Albanian collaborationist militia commander

Džemail Koničanin (Xhemail Koniçani), also known as Džemo (Xhemo) (1910–1944), was an Albanian military commander of the detachment of Sandžak Muslim militia established in Tutin during the Second World War.

== Life ==
In October 1941, frequent clashes happened between Chetniks and Albanian and Muslim militias. Koničanin's group repelled Chetnik attack on the village of Požega near Novi Pazar. In November Koničanin participated in the battle against Chetniks who tried to capture Novi Pazar. Together with forces of Mulla Jakup and Bilall Dreshaj, his forces attacked the rear flanks of Chetniks and caused their dismay and retreat. Based on the Hadžiahmetovićs instructions he went to Sjenica to gather additional support in men, arms and ammunition for a planned attack on Raška.

In December 1941, based on the invitation of Hasan Zvizdić, Koničanin brought a company of Muslims from Tutin to Sjenica to participate in the struggle against Partisans who tried to capture Sjenica. Koničanin's men defeated one(of 3) column of Sjenica Partisan Company, who they either captured or executed. Because of his military achievements during Battles of Novi Pazar and Sjenica, local population nicknamed him 'Gazija'. One of Koničanin's important roles was his cooperation with SS Polizei-Selbstschutz-Regiment Sandschak.

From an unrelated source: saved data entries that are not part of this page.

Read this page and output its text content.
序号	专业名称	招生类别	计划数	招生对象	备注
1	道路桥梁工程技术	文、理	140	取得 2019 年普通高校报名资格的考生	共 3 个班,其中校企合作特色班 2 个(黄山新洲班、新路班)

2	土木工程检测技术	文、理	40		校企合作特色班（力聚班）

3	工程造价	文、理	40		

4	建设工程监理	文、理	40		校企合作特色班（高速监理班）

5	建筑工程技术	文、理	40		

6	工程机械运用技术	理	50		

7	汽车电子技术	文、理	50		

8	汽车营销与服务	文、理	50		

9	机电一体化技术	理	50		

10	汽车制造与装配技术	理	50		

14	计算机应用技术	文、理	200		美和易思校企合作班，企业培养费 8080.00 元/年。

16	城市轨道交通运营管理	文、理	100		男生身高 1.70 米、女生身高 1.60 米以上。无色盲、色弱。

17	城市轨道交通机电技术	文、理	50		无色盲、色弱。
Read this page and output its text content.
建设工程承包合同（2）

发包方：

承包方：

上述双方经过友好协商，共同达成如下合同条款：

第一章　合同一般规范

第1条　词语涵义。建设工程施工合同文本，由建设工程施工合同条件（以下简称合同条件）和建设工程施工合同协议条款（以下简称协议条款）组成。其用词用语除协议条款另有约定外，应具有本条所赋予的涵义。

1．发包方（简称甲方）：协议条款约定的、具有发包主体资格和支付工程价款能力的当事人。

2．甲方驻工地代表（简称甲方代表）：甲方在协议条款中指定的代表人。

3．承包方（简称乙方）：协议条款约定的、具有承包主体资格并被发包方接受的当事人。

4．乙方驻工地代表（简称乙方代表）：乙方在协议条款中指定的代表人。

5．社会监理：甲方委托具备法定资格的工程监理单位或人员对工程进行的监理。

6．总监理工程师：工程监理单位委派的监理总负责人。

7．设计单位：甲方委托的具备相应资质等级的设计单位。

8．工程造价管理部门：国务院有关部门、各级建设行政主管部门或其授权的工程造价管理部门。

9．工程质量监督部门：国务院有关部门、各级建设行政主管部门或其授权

Koničanin commanded Muslim forces that burned the village Šavci near Novi Pazar.

Koničanin commanded Muslim forces that burned the Serbian village Šavci near Novi Pazar and killed serb in saronje. Konicanin burned the Serbian village gracane near manastir sopocani.

Koničanin was killed during an attack against Partisans on 23 June 1944.

== Sources ==
- Ćuković, Mirko (1964). "Sandžak"
- Živković, Milutin D. (2017). "Санџак 1941–1943"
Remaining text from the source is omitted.